As a young boy, I could not imagine what it must have been like to experience war and expulsion. When I thought about it, I was sure that I would have collapsed under such strokes of fate.
Well, my grandmother did not break at her fate. She has survived the bad times and finally left them behind. This experience must have given rise to her boundless optimism, which she eventually passed on to me.
Rainy days and wise words
My grandma died years ago. Still, whenever we remember her in the family and talk about her, somebody comes and asks: “Do you remember what she used to say when it was raining?”
Oh, we all remember that as if it had only been yesterday. It could storm, flash, and thunder, but grandma stood at the window, looked towards the horizon, and used to say: “Up ahead, it’s getting bright again.”

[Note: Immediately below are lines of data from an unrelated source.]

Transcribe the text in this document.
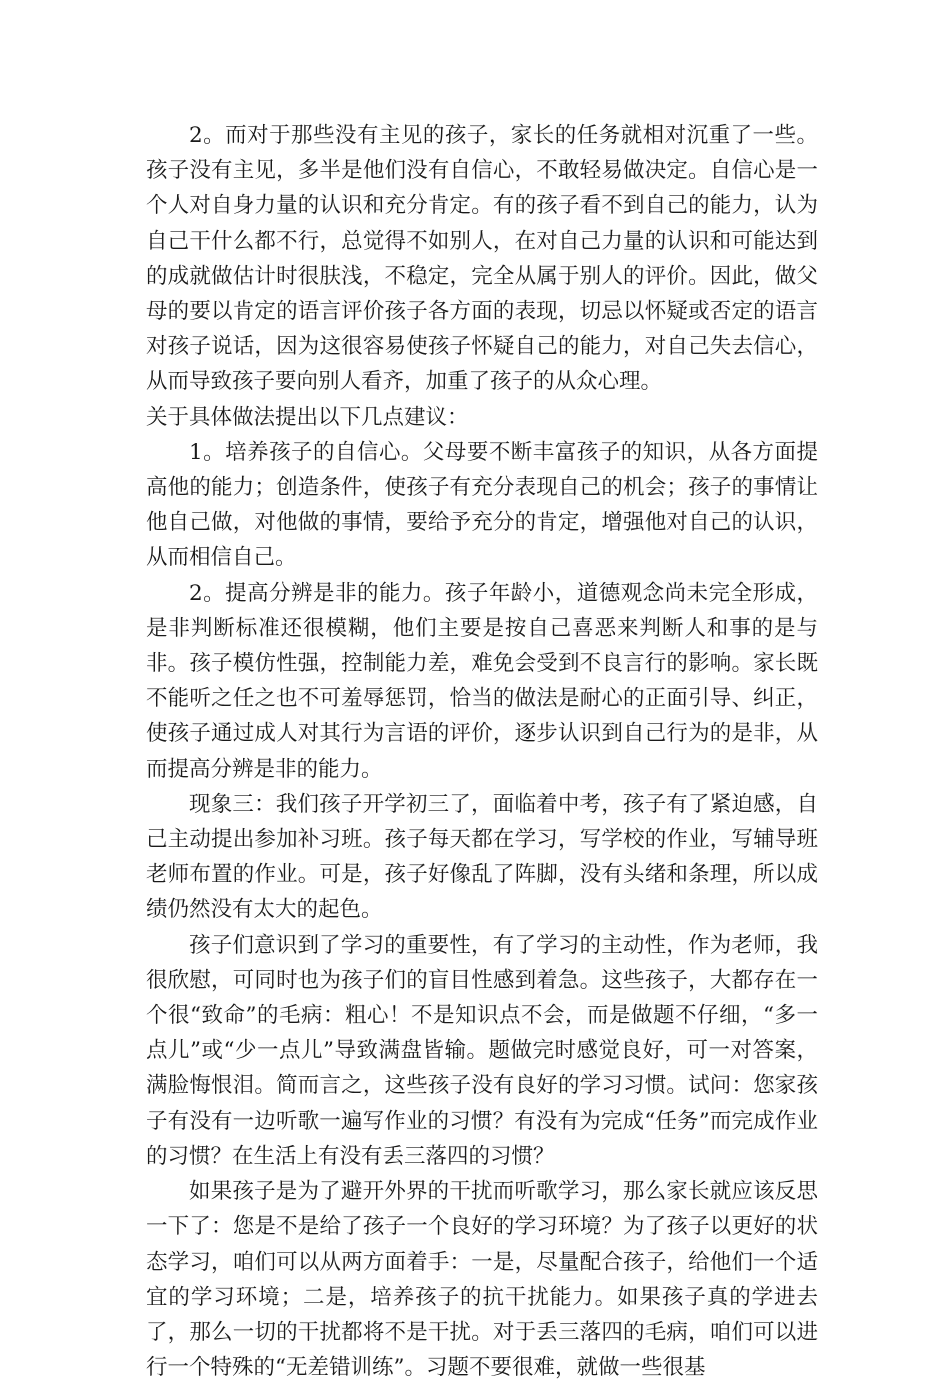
2。而对于那些没有主见的孩子，家长的任务就相对沉重了一些。孩子没有主见，多半是他们没有自信心，不敢轻易做决定。自信心是一个人对自身力量的认识和充分肯定。有的孩子看不到自己的能力，认为自己干什么都不行，总觉得不如别人，在对自己力量的认识和可能达到的成就做估计时很肤浅，不稳定，完全从属于别人的评价。因此，做父母的要以肯定的语言评价孩子各方面的表现，切忌以怀疑或否定的语言对孩子说话，因为这很容易使孩子怀疑自己的能力，对自己失去信心，从而导致孩子要向别人看齐，加重了孩子的从众心理。

关于具体做法提出以下几点建议：

1。培养孩子的自信心。父母要不断丰富孩子的知识，从各方面提高他的能力；创造条件，使孩子有充分表现自己的机会；孩子的事情让他自己做，对他做的事情，要给予充分的肯定，增强他对自己的认识，从而相信自己。

2。提高分辨是非的能力。孩子年龄小，道德观念尚未完全形成，是非判断标准还很模糊，他们主要是按自己喜恶来判断人和事的是与非。孩子模仿性强，控制能力差，难免会受到不良言行的影响。家长既不能听之任之也不可羞辱惩罚，恰当的做法是耐心的正面引导、纠正，使孩子通过成人对其行为言语的评价，逐步认识到自己行为的是非，从而提高分辨是非的能力。

现象三：我们孩子开学初三了，面临着中考，孩子有了紧迫感，自己主动提出参加补习班。孩子每天都在学习，写学校的作业，写辅导班老师布置的作业。可是，孩子好像乱了阵脚，没有头绪和条理，所以成绩仍然没有太大的起色。

孩子们意识到了学习的重要性，有了学习的主动性，作为老师，我很欣慰，可同时也为孩子们的盲目性感到着急。这些孩子，大都存在一个很“致命”的毛病：粗心！不是知识点不会，而是做题不仔细，“多一点儿”或“少一点儿”导致满盘皆输。题做完时感觉良好，可一对答案，满脸悔恨泪。简而言之，这些孩子没有良好的学习习惯。试问：您家孩子有没有一边听歌一遍写作业的习惯？有没有为完成“任务”而完成作业的习惯？在生活上有没有丢三落四的习惯？

如果孩子是为了避开外界的干扰而听歌学习，那么家长就应该反思一下了：您是不是给了孩子一个良好的学习环境？为了孩子以更好的状态学习，咱们可以从两方面着手：一是，尽量配合孩子，给他们一个适宜的学习环境；二是，培养孩子的抗干扰能力。如果孩子真的学进去了，那么一切的干扰都将不是干扰。对于丢三落四的毛病，咱们可以进行一个特殊的“无差错训练”。习题不要很难，就做一些很基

And indeed — if you followed her gaze and looked very carefully, you always thought you saw it. On the horizon, it really seemed to clear up again. Soon the storm would be over, and the sun would shine again.
With this certainty, the storm was suddenly much less threatening. One could simply let it pass with serenity. The rain was always followed by sunshine — even if it sometimes lasted a long time.
This attitude, I understood at some point, must have helped Grandma to get through the horror of war. I’m sure much of her optimism in old age was because things actually got better after the escape.
But I’m just as sure that this trait must have always been in her. Without this view of the world, she wouldn’t have got through all this.
When I go through difficult times today, I remember the words of my grandmother: Up ahead, it’s getting bright again.
I have never read or heard anything wiser in all the years that have passed since then. I have read hundreds of books and heard great speeches.
None of this ever came close to what my grandmother taught me through her example and words:
Rain is followed by the sun. Always.